In most instances, pre-cancerous or cancerous cells of the cervix are first detected with a Pap smear. All women should receive yearly Pap smears to help screen for cervical cancer beginning at age 18 or when they first become sexually active, whichever occurs earlier. Some physicians will not perform a Pap smear each year if a woman has had three negative Pap smears in the course of three years. However, a yearly pelvic exam should be continued even if Pap smears are not given each year.
If Pap smear results are abnormal, the patient’s physician may choose between a number of options based on the patient’s history and individual situation. These options include:
- Repeat Pap smear within four to six months.
- Colposcopy: The cervix is viewed through a colposcope (an instrument with a magnifying lenses) to check for abnormalities.
- Cervical biopsy: A portion of tissue from the cervix may be removed for further examination and to confirm if cancer is present.
- Cone biopsy: An elaborate cervical biopsy, a cone biopsy involves removing a cone-shaped region of tissue high on the cervical (that would not be seen with a colposcopy).

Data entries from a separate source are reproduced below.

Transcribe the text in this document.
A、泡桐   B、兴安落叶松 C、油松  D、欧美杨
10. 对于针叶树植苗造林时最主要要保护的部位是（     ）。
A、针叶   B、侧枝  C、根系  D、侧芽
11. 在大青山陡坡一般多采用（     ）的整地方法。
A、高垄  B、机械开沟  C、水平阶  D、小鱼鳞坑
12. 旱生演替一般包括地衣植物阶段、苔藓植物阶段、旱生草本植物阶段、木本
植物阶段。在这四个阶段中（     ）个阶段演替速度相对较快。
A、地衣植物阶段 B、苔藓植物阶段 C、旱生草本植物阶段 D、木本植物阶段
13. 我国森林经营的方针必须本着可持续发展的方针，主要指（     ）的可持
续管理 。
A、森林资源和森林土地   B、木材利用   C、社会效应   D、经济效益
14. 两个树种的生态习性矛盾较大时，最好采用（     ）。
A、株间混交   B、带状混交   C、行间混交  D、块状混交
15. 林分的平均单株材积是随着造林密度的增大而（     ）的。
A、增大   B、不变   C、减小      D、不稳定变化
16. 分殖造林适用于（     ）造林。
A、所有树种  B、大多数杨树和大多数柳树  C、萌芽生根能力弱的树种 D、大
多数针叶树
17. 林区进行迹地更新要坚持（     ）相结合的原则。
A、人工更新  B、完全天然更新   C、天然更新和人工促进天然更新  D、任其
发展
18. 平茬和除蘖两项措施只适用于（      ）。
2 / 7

A cone biopsy may also be performed as a treatment if a cancer is small enough to be completely removed during biopsy. There are two main methods used to perform cone biopsy. The LEEP (also called LLETZ) method, short for loop electrosurgical excision procedure, removes the tissue by using a wire that is heated by an electrical current. Patients are given local anesthesia and the procedure can be performed quickly in a physician's office. Another method of cone biopsy involves using a surgical scalpel or laser to remove the tissue. This procedure typically requires general anesthesia and may be performed in a hospital or outpatient facility. However, an overnight hospital stay is usually not required.

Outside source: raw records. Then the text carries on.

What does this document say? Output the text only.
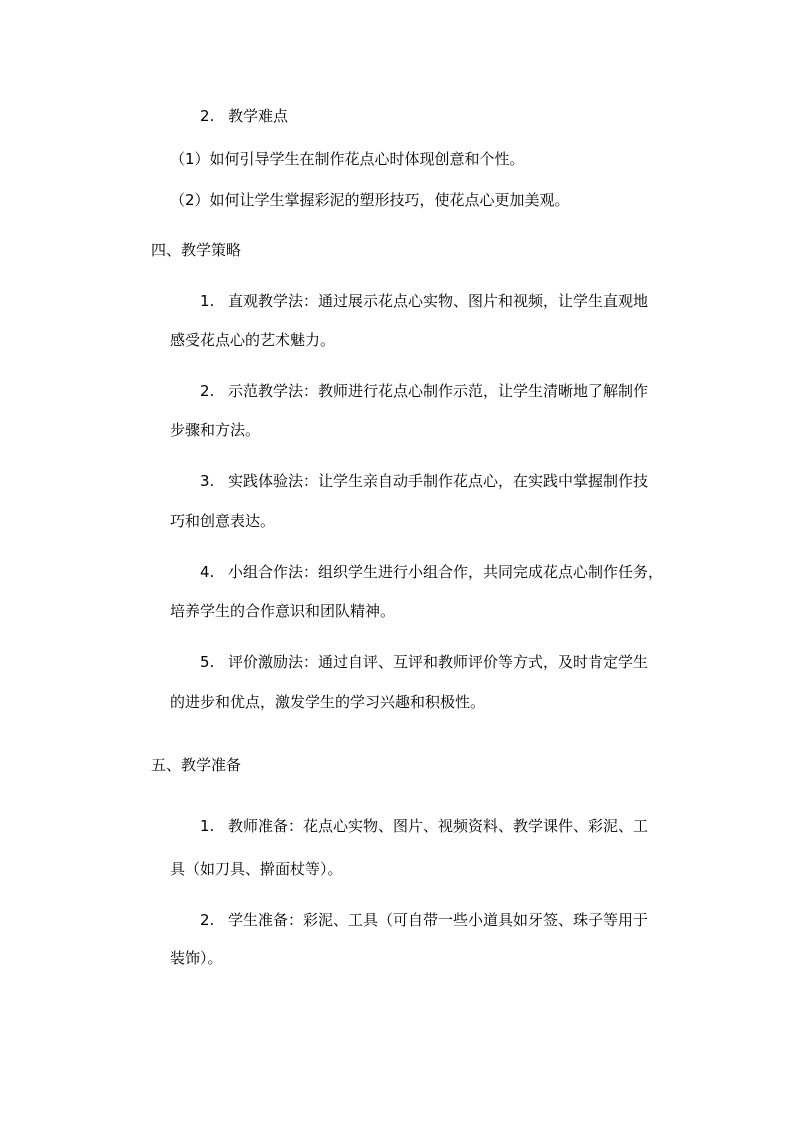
2. 教学难点
（1）如何引导学生在制作花点心时体现创意和个性。
（2）如何让学生掌握彩泥的塑形技巧，使花点心更加美观。
四、教学策略
1. 直观教学法：通过展示花点心实物、图片和视频，让学生直观地
感受花点心的艺术魅力。
2. 示范教学法：教师进行花点心制作示范，让学生清晰地了解制作
步骤和方法。
3. 实践体验法：让学生亲自动手制作花点心，在实践中掌握制作技
巧和创意表达。
4. 小组合作法：组织学生进行小组合作，共同完成花点心制作任务，
培养学生的合作意识和团队精神。
5. 评价激励法：通过自评、互评和教师评价等方式，及时肯定学生
的进步和优点，激发学生的学习兴趣和积极性。
五、教学准备
1. 教师准备：花点心实物、图片、视频资料、教学课件、彩泥、工
具（如刀具、擀面杖等）。
2. 学生准备：彩泥、工具（可自带一些小道具如牙签、珠子等用于
装饰）。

The most common side effects of cone biopsy include cramping/discomfort and moderate or mild bleeding for a few weeks after the procedure. Patients should avoid sexual intercourse, tampons, and douching until the incision is completely healed, which may take several weeks. Patients should also discuss other possible side effects of cone biopsy prior to the procedure.
The advantages of cone biopsy are that it provides a large sample of tissue for analysis and it can sometimes completely remove the cancer so the patient does not need additional surgery. However, because complications from cone biopsy are possible, women should discuss all aspects of the procedure with their physician before undergoing biopsy. If a cone biopsy is recommended after abnormal Pap smear results, a patient may wish to ask if a colposcopy (looking at the cervix with magnification) or cervical biopsy would be an appropriate alternative for her (if they have not already been performed), based on her individual case.
If a biopsy has confirmed the presence of invasive cervical cancer, physicians may perform a number of tests to determine whether the cancer has spread (metastasized) past the cervix to other areas of the body. These tests may include:
- Cystoscopy: A small tube with a light on its tip is inserted through the urethra to examine the urethra and bladder. Physicians may perform a biopsy on this tissue to determine whether cancer cells are present.
- Proctoscopy: A small tube with a light on its tips is inserted through the rectum to check for cancer. A biopsy of this tissue may be performed to confirm that the cervical cancer has spread to the rectum.
- Pelvic examination: A thorough examination of the pelvis may be performed under general anesthesia to determine whether cancer has spread past the cervix.
- CT scan: Also called CAT scan (computed tomography), this exam combines the use of a digital computer together with a rotating x-ray device to create detailed cross sectional images of an organ or body part. CT is useful in determining whether cervical cancer has spread to the nearby lymph nodes.
- MRI scan: Also called MR scan (magnetic resonance), this exam uses magnetic energy and radio waves to create cross-sectional images of an organ or body part. MRI is useful in determining whether cervical cancer has spread to nearby organs or lymph nodes.
- Intravenous urography: Also called a intravenous pyelogram or IVP, this exam helps determine whether there are abnormalities in the urinary tract, which may be caused by the spread of cervical cancer cells to the pelvic lymph nodes.